Last Thursday, College Council (CC) sent an e-mail to the entire student body with the subject line “This e-mail is NOT gay.” The e-mail, sent on the behalf of CC and Dean Bolton, warned students of the offensive connotations that homophobic language often elicits. The e-mail said that this type of language serves to promote negative stereotypes, and it encouraged students not to use such slurs in any context.
According to outgoing CC Co-President Emanuel Yekutiel ’11, who was still in the midst of his term when the e-mail was sent out, “While this issue is not new, there were many incidents this fall that were brought to our attention.” He added that the time for change in the use of homophobic language at the College should be now.
Peter Skipper ’13, member of the outgoing council, said that the aforementioned homophobic incidents were reported mainly by first-years. “Council decided that the best way to address the situation was to attempt to craft an all-campus message that, while not inflammatory or accusatory, was meant to poignantly ask everyone to seriously consider [his or her] own use of language that might be unknowingly or knowingly hurtful,” he said.
The process of drafting the e-mail involved both CC and the Queer Student Union (QSU). “Everyone had an equal stake in the writing of the e-mail,” Yekutiel said. “The entire council and the QSU board were invited to two meetings where we drafted the e-mail.”
Gabrielle Joffe ’11, QSU co-chair, said Yekutiel and outgoing CC Co-President Ifiok Inyang ’11 invited the QSU board to help in the drafting process. “I was very happy to help in the process because hearing the use of that type of language at Williams and off campus is not new to me,” Joffe said. Joffe attended the first meeting in the e-mail drafting process and later represented the QSU board at the CC meeting in which the final draft of the e-mail was voted upon.
Michael Semensi ’13, QSU co-chair, also worked with CC in the drafting process. “I personally wanted to convince [council members] that if they were going to draft an all-campus e-mail regarding homophobia that they should broaden its message to include all derogatory language relating to sexuality and gender.”
The e-mail was presented twice at the weekly CC meetings for revisions. “It was really important that the entire council be involved in the writing of the e-mail, because each of their names were going to be attached to it,” Yekutiel said. “It was important that all council members’ names be attached to the e-mail to show that this was an issue that we are all concerned about.”
There was also a footnote at the end of the e-mail regarding CC’s use of the term “gay.”
“[The QSU board] strongly felt that to only use the term ‘gay’ in the body of the e-mail was not inclusive enough in indicating who was affected by homophobic language on our campus,” Joffe said.
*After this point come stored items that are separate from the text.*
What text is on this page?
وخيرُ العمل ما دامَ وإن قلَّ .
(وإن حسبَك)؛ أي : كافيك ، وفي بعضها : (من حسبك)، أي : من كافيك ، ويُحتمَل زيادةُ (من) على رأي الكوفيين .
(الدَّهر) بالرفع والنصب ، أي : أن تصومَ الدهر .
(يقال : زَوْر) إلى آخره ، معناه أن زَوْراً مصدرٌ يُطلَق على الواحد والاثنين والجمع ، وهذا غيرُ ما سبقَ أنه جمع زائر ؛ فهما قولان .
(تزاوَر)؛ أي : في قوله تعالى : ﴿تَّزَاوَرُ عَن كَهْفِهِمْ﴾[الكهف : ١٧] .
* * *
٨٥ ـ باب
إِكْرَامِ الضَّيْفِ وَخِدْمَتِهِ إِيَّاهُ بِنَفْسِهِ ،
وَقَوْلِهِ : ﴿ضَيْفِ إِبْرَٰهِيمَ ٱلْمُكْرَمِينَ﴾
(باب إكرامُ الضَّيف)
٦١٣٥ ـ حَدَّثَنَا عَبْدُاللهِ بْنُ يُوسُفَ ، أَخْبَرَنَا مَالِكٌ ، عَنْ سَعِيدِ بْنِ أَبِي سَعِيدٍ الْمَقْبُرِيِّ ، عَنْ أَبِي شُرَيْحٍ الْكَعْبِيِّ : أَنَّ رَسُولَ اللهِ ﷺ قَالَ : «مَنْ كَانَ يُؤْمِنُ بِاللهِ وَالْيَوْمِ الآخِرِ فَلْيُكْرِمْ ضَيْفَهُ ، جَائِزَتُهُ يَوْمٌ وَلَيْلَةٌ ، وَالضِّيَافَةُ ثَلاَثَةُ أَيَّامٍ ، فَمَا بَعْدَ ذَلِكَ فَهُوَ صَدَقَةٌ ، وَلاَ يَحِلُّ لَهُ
Ultimately, when it came time for CC members to finalize the e-mail, they decided to add the footnote, which Joffe called “a great solution.”
Yekutiel said that the question of tone was discussed at length. “We decided that a tone that was strong but not overly abrasive was best,” he said. “There are many people who use homophobic language who either don’t know it is homophobic or claim that it is not meant in that way. People say this all the time about ‘that’s so gay’ – that it has, over time, developed to have its own cultural meaning. Those people may not know or believe that they are saying something homophobic, but they are, plain and simple.”
The e-mail has received many responses and reactions across the campus. Skipper said that while he’s heard positive things, “I’ve also consistently heard the concern that the e-mail itself cannot change the language culture and thus will not effectively curtail the use of homophobic language.”
“I hope everyone got a chance to read it because it meant a lot to so many people,” Joffe said. “I personally got several very positive responses after the e-mail was sent.”
Yekutiel said that many people have been appreciative that such an e-mail was sent out, highlighting an issue that is often swept aside. “I am sure that there are people out there that will continue using homophobic language like ‘that’s so gay,’ but now they use it knowing that the more they use it, the less they will belong to the Williams community that is quickly becoming more aware of this issue.”
Yekutiel said that CC and other members of the student body will continue to address the issue “until it stops for good.”
Skipper added, “I don’t think Council ever expected this e-mail to completely ‘solve’ this problem, but it is a first step in the right direction.”
“My hope is that students might individually think about each other even more,” Bolton said. “I hope that if someone says something hurtful in an individual conversation, a friend will be able to raise it with them later. There may be a larger campus-wide conversation, but I think those individual conversations might be the most productive.”